研究家ではありませんから、細かな議論を調べたり究明したりしようと読んでいるわけではありません。いわば小説か評論でも読んでいるかのように、さらさらと楽しんでいるだけです。すると、ソクラテスというのはなんといやらしい奴なんだ、と改めて思わざるをえなくなりましたし、デカルトのこの独断的自信はどこからくるんだろうと呆れてしまうこともありました。
しかし、いまの私たちの常識からすれば、そういうふうに感じる、というだけのことだと理解すべきなのでしょう。ソクラテスのねちねちとした、罠に誘うがための問答も、多分にプラトンの思惑なのでしょうし、それは政治的野望を撃ち破られた若いプラトンの、一種の復讐心から生まれたのかもしれません。ソフィストを茶化すような対話の展開が、その後の哲学の歴史を決定したというのはおよそその通りだと思われますし、果たしてソフィストなるものがあのように知を愛する(これぞ哲学という語)ソクラテスに敗れ去るような悪役でしかなかったのかどうか、十分に吟味しなければならないはずです。
デカルトにしても、私たちがいま知るよりはよほど自然科学者と呼ぶに相応しい存在で、喩えていうと、いま科学の専門家がいて、それが人生や文化について論じているシーンがあるとします。デカルトもそれに少し近いように見受けられるのです。もちろん、当時は現代のように学が分科されていませんから、そのようにあらゆる問題を考えるというのが、選ばれた知識者に与えられた当然の課題であった、というのが実情でありましょう。カントの頃までも、科学者と哲学者がとくに分かれていたわけではないのであって、その後科学が細分化されていったことで、専門家集団というものができ、科学が優位的に発展する一方、科学が何か他の領域、たとえば政治権力者の僕として働くようなことにもなっていったのです。デカルトは数学でも計り知れない業績があり、それも計算から関数、図形と範囲を選ばない研究をしています。人体の仕組みも宇宙の構造も、いまから見ると怪しいことも少なくないのですが、なかなかの知識を有していたことは確かです。それらは何らかの形で実証されうるものでしたから、自分の理論が実際当てはまるだろう、というふうに思えると、強い自信となっていったことでしょう。すると、自分が考える形而上学の世界の思索にも、そうした自信が溢れてくることも理解できるような気がします。

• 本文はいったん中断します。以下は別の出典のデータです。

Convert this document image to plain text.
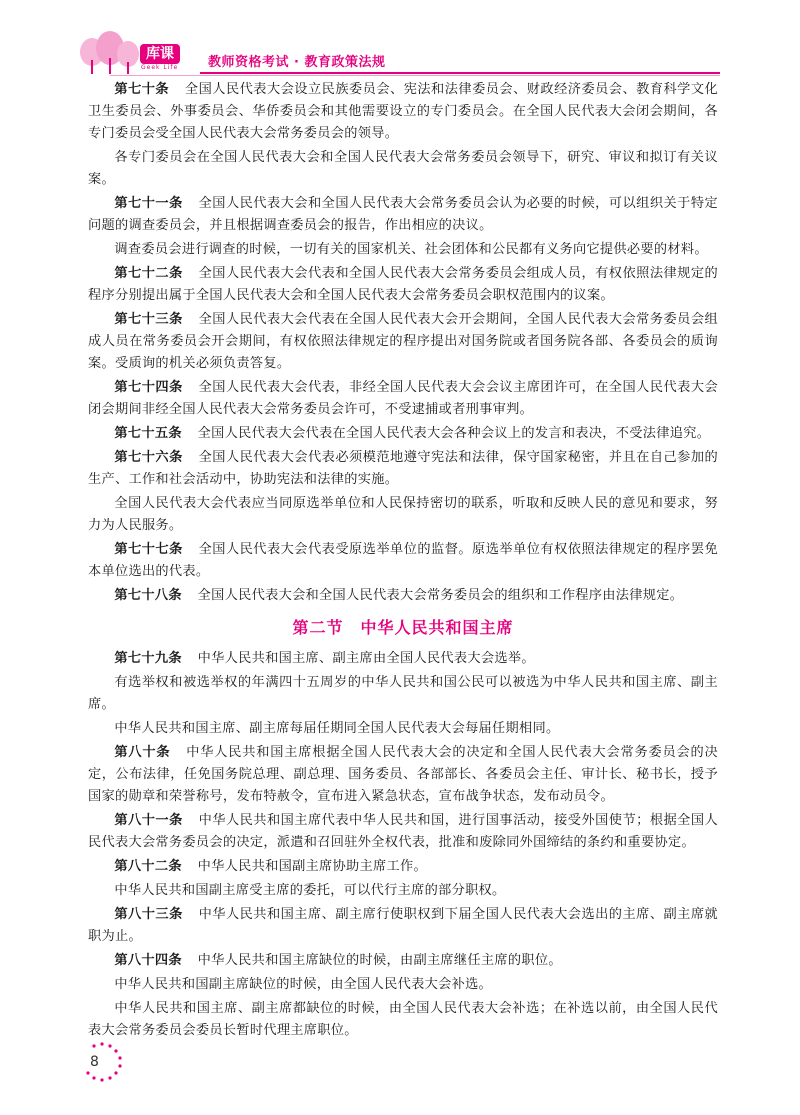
库课
Geek Life 教师资格考试 · 教育政策法规

第七十条 全国人民代表大会设立民族委员会、宪法和法律委员会、财政经济委员会、教育科学文化卫生委员会、外事委员会、华侨委员会和其他需要设立的专门委员会。在全国人民代表大会闭会期间，各专门委员会受全国人民代表大会常务委员会的领导。

各专门委员会在全国人民代表大会和全国人民代表大会常务委员会领导下，研究、审议和拟订有关议案。

第七十一条 全国人民代表大会和全国人民代表大会常务委员会认为必要的时候，可以组织关于特定问题的调查委员会，并且根据调查委员会的报告，作出相应的决议。

调查委员会进行调查的时候，一切有关的国家机关、社会团体和公民都有义务向它提供必要的材料。

第七十二条 全国人民代表大会代表和全国人民代表大会常务委员会组成人员，有权依照法律规定的程序分别提出属于全国人民代表大会和全国人民代表大会常务委员会职权范围内的议案。

第七十三条 全国人民代表大会代表在全国人民代表大会开会期间，全国人民代表大会常务委员会组成人员在常务委员会开会期间，有权依照法律规定的程序提出对国务院或者国务院各部、各委员会的质询案。受质询的机关必须负责答复。

第七十四条 全国人民代表大会代表，非经全国人民代表大会会议主席团许可，在全国人民代表大会闭会期间非经全国人民代表大会常务委员会许可，不受逮捕或者刑事审判。

第七十五条 全国人民代表大会代表在全国人民代表大会各种会议上的发言和表决，不受法律追究。

第七十六条 全国人民代表大会代表必须模范地遵守宪法和法律，保守国家秘密，并且在自己参加的生产、工作和社会活动中，协助宪法和法律的实施。

全国人民代表大会代表应当同原选举单位和人民保持密切的联系，听取和反映人民的意见和要求，努力为人民服务。

第七十七条 全国人民代表大会代表受原选举单位的监督。原选举单位有权依照法律规定的程序罢免本单位选出的代表。

第七十八条 全国人民代表大会和全国人民代表大会常务委员会的组织和工作程序由法律规定。

第二节　中华人民共和国主席

第七十九条 中华人民共和国主席、副主席由全国人民代表大会选举。

有选举权和被选举权的年满四十五周岁的中华人民共和国公民可以被选为中华人民共和国主席、副主席。

中华人民共和国主席、副主席每届任期同全国人民代表大会每届任期相同。

第八十条 中华人民共和国主席根据全国人民代表大会的决定和全国人民代表大会常务委员会的决定，公布法律，任免国务院总理、副总理、国务委员、各部部长、各委员会主任、审计长、秘书长，授予国家的勋章和荣誉称号，发布特赦令，宣布进入紧急状态，宣布战争状态，发布动员令。

第八十一条 中华人民共和国主席代表中华人民共和国，进行国事活动，接受外国使节；根据全国人民代表大会常务委员会的决定，派遣和召回驻外全权代表，批准和废除同外国缔结的条约和重要协定。

第八十二条 中华人民共和国副主席协助主席工作。

中华人民共和国副主席受主席的委托，可以代行主席的部分职权。

第八十三条 中华人民共和国主席、副主席行使职权到下届全国人民代表大会选出的主席、副主席就职为止。

第八十四条 中华人民共和国主席缺位的时候，由副主席继任主席的职位。

中华人民共和国副主席缺位的时候，由全国人民代表大会补选。

中华人民共和国主席、副主席都缺位的时候，由全国人民代表大会补选；在补选以前，由全国人民代表大会常务委员会委员长暂时代理主席职位。

8
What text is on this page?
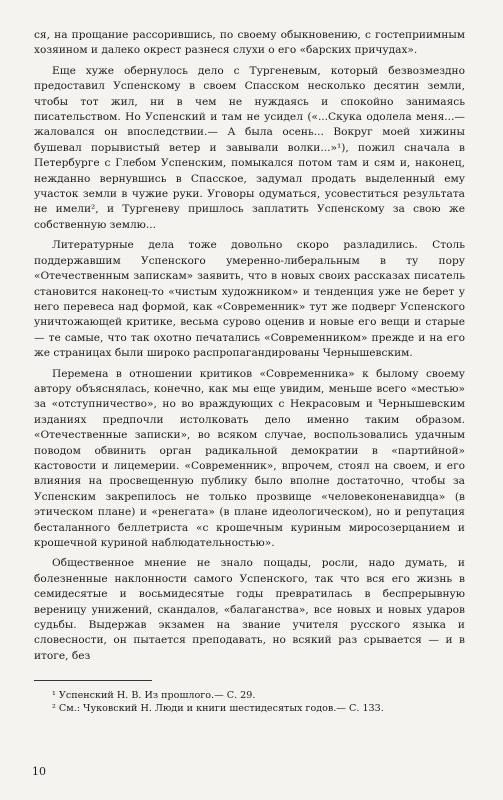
ся, на прощание рассорившись, по своему обыкновению, с гостеприимным хозяином и далеко окрест разнеся слухи о его «барских причудах».

Еще хуже обернулось дело с Тургеневым, который безвозмездно предоставил Успенскому в своем Спасском несколько десятин земли, чтобы тот жил, ни в чем не нуждаясь и спокойно занимаясь писательством. Но Успенский и там не усидел («...Скука одолела меня...— жаловался он впоследствии.— А была осень... Вокруг моей хижины бушевал порывистый ветер и завывали волки...»¹), пожил сначала в Петербурге с Глебом Успенским, помыкался потом там и сям и, наконец, нежданно вернувшись в Спасское, задумал продать выделенный ему участок земли в чужие руки. Уговоры одуматься, усовеститься результата не имели², и Тургеневу пришлось заплатить Успенскому за свою же собственную землю...

Литературные дела тоже довольно скоро разладились. Столь поддержавшим Успенского умеренно-либеральным в ту пору «Отечественным запискам» заявить, что в новых своих рассказах писатель становится наконец-то «чистым художником» и тенденция уже не берет у него перевеса над формой, как «Современник» тут же подверг Успенского уничтожающей критике, весьма сурово оценив и новые его вещи и старые — те самые, что так охотно печатались «Современником» прежде и на его же страницах были широко распропагандированы Чернышевским.

Перемена в отношении критиков «Современника» к былому своему автору объяснялась, конечно, как мы еще увидим, меньше всего «местью» за «отступничество», но во враждующих с Некрасовым и Чернышевским изданиях предпочли истолковать дело именно таким образом. «Отечественные записки», во всяком случае, воспользовались удачным поводом обвинить орган радикальной демократии в «партийной» кастовости и лицемерии. «Современник», впрочем, стоял на своем, и его влияния на просвещенную публику было вполне достаточно, чтобы за Успенским закрепилось не только прозвище «человеконенавидца» (в этическом плане) и «ренегата» (в плане идеологическом), но и репутация бесталанного беллетриста «с крошечным куриным миросозерцанием и крошечной куриной наблюдательностью».

Общественное мнение не знало пощады, росли, надо думать, и болезненные наклонности самого Успенского, так что вся его жизнь в семидесятые и восьмидесятые годы превратилась в беспрерывную вереницу унижений, скандалов, «балаганства», все новых и новых ударов судьбы. Выдержав экзамен на звание учителя русского языка и словесности, он пытается преподавать, но всякий раз срывается — и в итоге, без

¹ Успенский Н. В. Из прошлого.— С. 29.

² См.: Чуковский Н. Люди и книги шестидесятых годов.— С. 133.

10
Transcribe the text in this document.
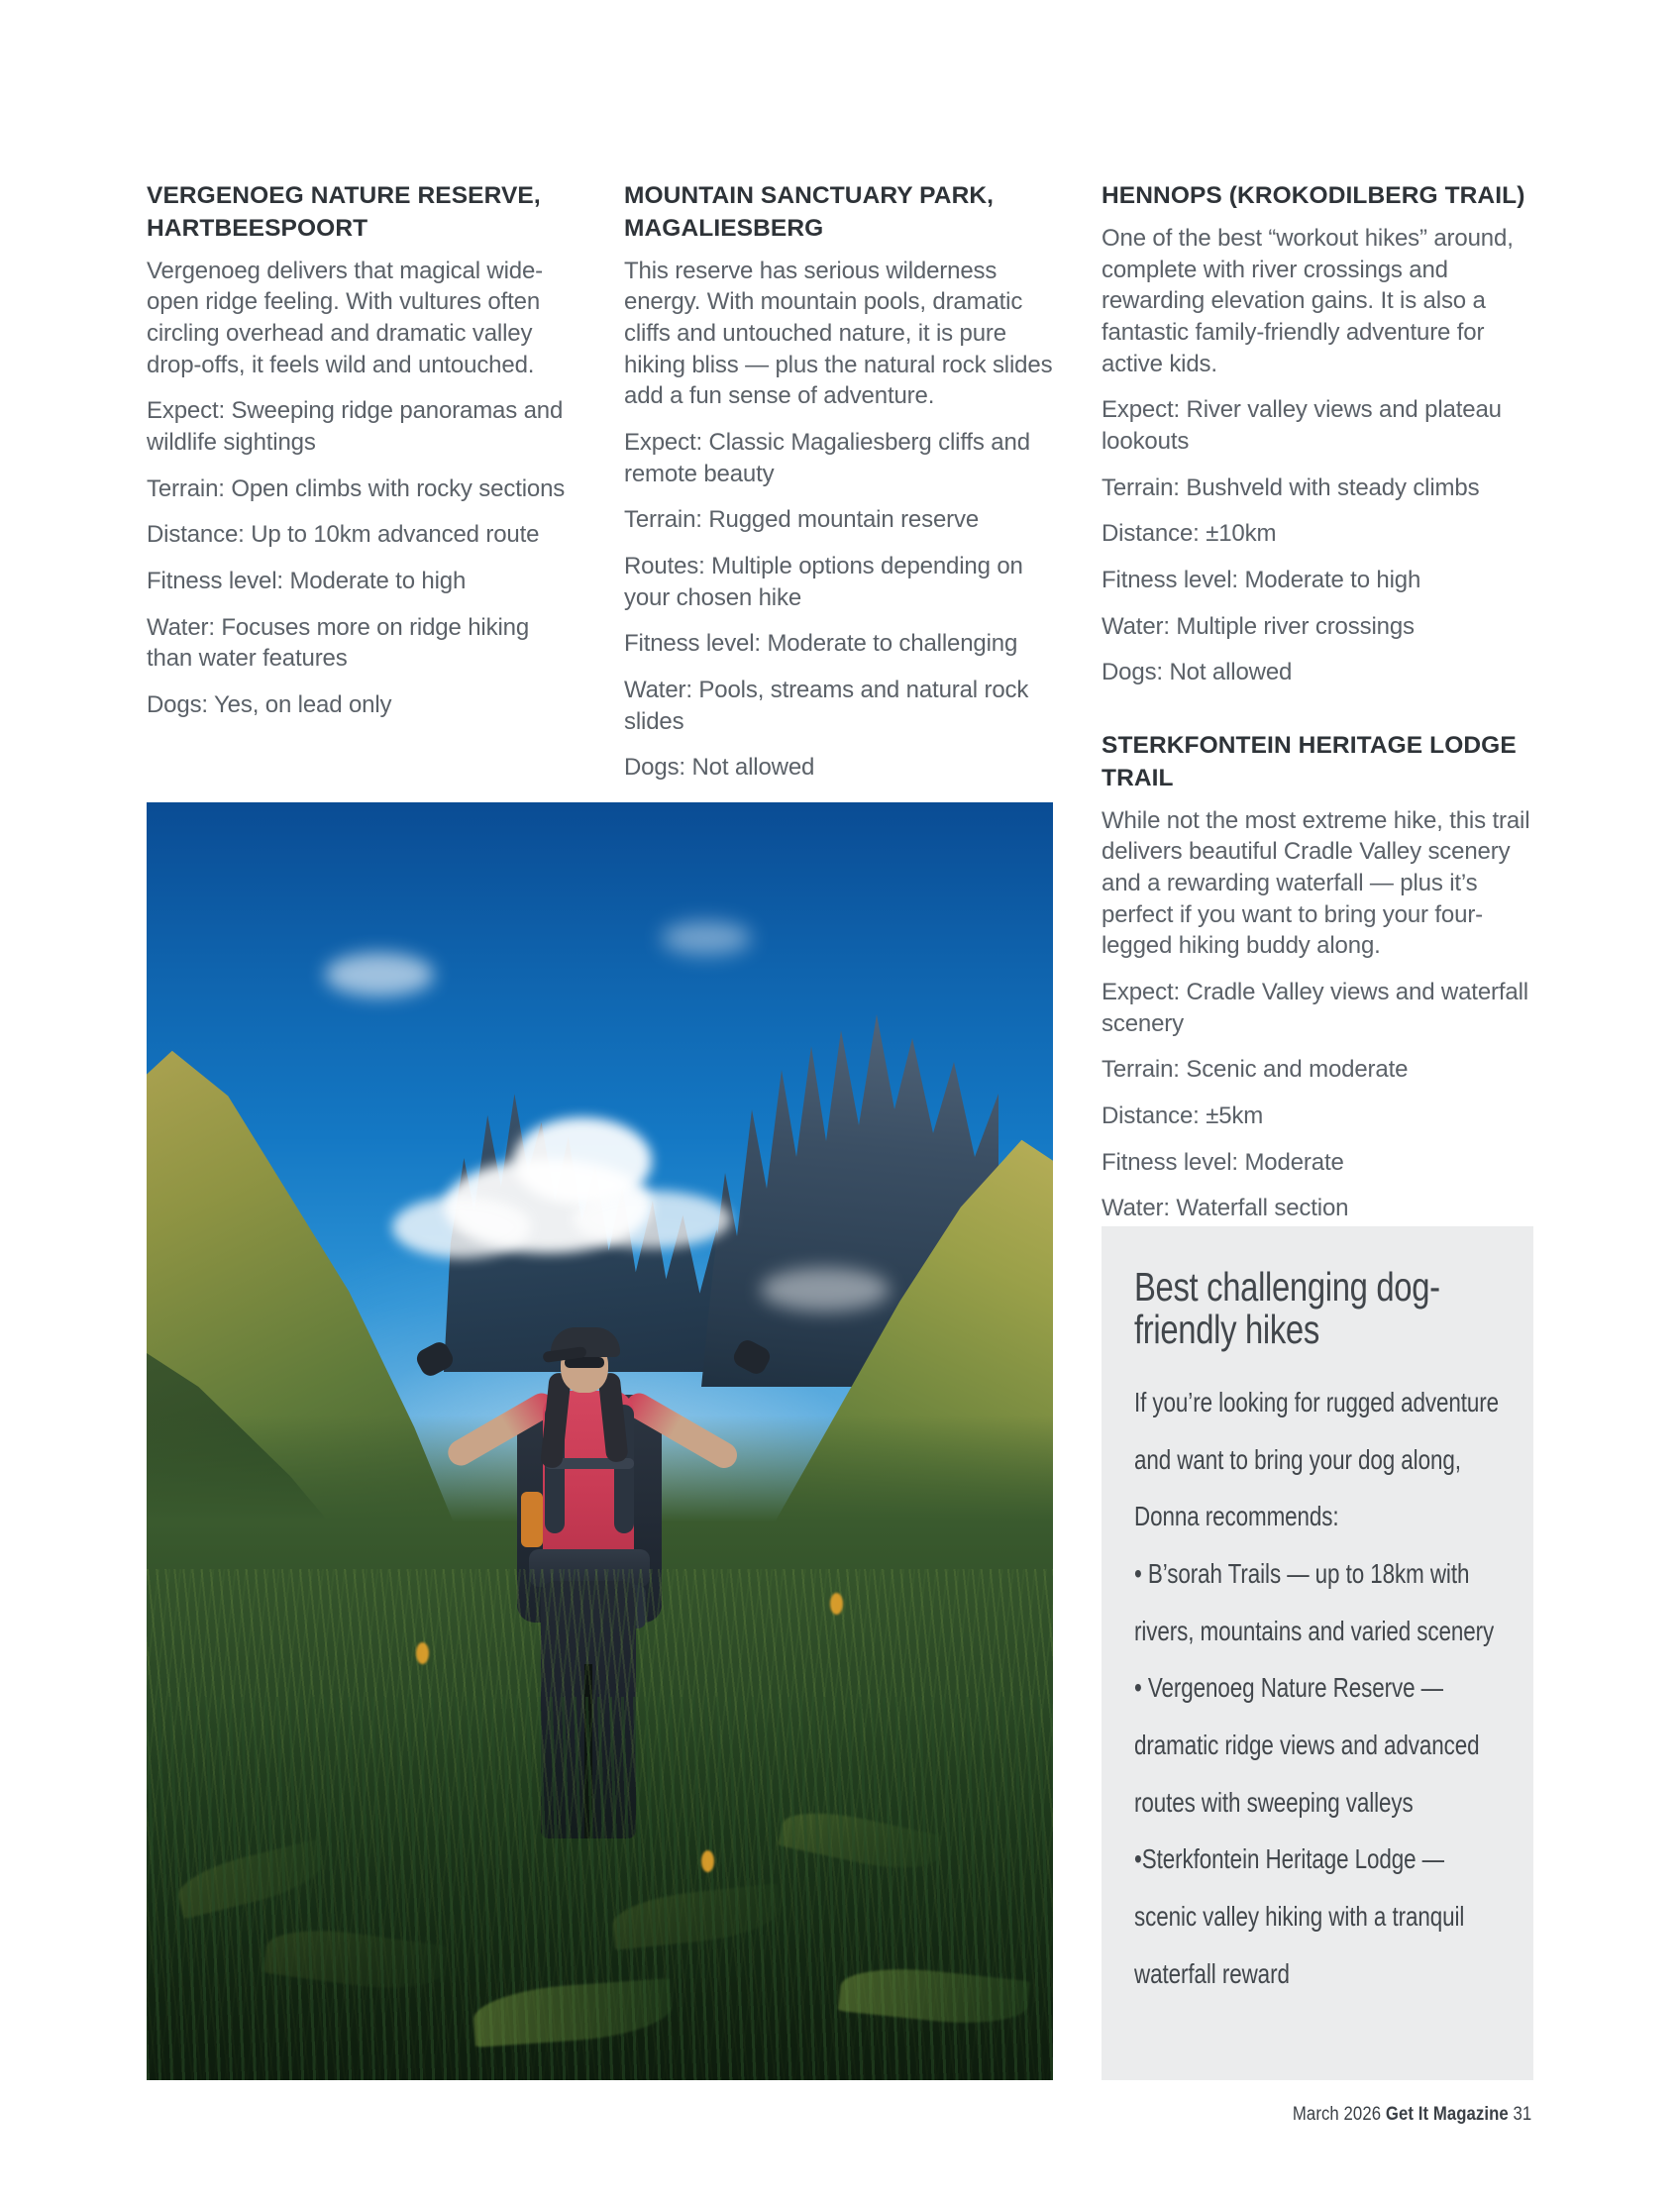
VERGENOEG NATURE RESERVE, HARTBEESPOORT

Vergenoeg delivers that magical wide-open ridge feeling. With vultures often circling overhead and dramatic valley drop-offs, it feels wild and untouched.

Expect: Sweeping ridge panoramas and wildlife sightings

Terrain: Open climbs with rocky sections

Distance: Up to 10km advanced route

Fitness level: Moderate to high

Water: Focuses more on ridge hiking than water features

Dogs: Yes, on lead only

MOUNTAIN SANCTUARY PARK, MAGALIESBERG

This reserve has serious wilderness energy. With mountain pools, dramatic cliffs and untouched nature, it is pure hiking bliss — plus the natural rock slides add a fun sense of adventure.

Expect: Classic Magaliesberg cliffs and remote beauty

Terrain: Rugged mountain reserve

Routes: Multiple options depending on your chosen hike

Fitness level: Moderate to challenging

Water: Pools, streams and natural rock slides

Dogs: Not allowed

HENNOPS (KROKODILBERG TRAIL)

One of the best “workout hikes” around, complete with river crossings and rewarding elevation gains. It is also a fantastic family-friendly adventure for active kids.

Expect: River valley views and plateau lookouts

Terrain: Bushveld with steady climbs

Distance: ±10km

Fitness level: Moderate to high

Water: Multiple river crossings

Dogs: Not allowed

STERKFONTEIN HERITAGE LODGE TRAIL

While not the most extreme hike, this trail delivers beautiful Cradle Valley scenery and a rewarding waterfall — plus it’s perfect if you want to bring your four-legged hiking buddy along.

Expect: Cradle Valley views and waterfall scenery

Terrain: Scenic and moderate

Distance: ±5km

Fitness level: Moderate

Water: Waterfall section

Best challenging dog-friendly hikes

If you’re looking for rugged adventure and want to bring your dog along, Donna recommends:

• B’sorah Trails — up to 18km with rivers, mountains and varied scenery

• Vergenoeg Nature Reserve — dramatic ridge views and advanced routes with sweeping valleys

•Sterkfontein Heritage Lodge — scenic valley hiking with a tranquil waterfall reward

March 2026 Get It Magazine 31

私たちがいま絶対正しい、というように考えていることも、実は私たちの偶々いま受け容れている文化のひとつに過ぎない、と捉えるほうが自然であるように考えられます。たとえば「民主主義」をいまの世の中で肯定しないと、非国民というより非人間であるかのようにも指さされかねないことになりますが、プラトンの著作の中では民主主義は堕落するけしからん悪政の形式とされています。哲人政治が推奨されるのですが、プラトンが掲げたその理想は、当時としても実現はしませんでした。しかしプラトンの哲学は継承されました。そのため、すべての哲学史をプラトンの著作の注釈だというような見解まで飛び出したのです。プラトンが正しい、ということを言っているのではないにしても、少なくとも「民主主義」と呼ばれる政治制度が、無条件に唯一正しいという偏見からは、解放されるのではないでしょうか。
異なる文化、時代環境は、別の価値観や見解を支持します。正義の観念も、平和の捉え方も、唯一最善の決定的な思想があるのではないはずです。もちろん宗教や信仰についても同様でしょう。一色の文化に染め上げることを正義として、貴重な文明を滅ぼしたキリスト教の歴史は、いつも私の胸を痛めます。私はそういうことをしてきた宗教を自分の救いとして信仰していることになります。過去の教会の過ちを、私とは無関係なものと見なすことはなかなかできません。病気の人を、障害者を、また性的マイノリティの人々を、不当に差別し虐待してきた教会の歴史を前に、悔い改めることをしないでは、教会の未来はない、と考えています。もちろん、その教会のひとつの枝が私です。私にも責任があるものと理解しています。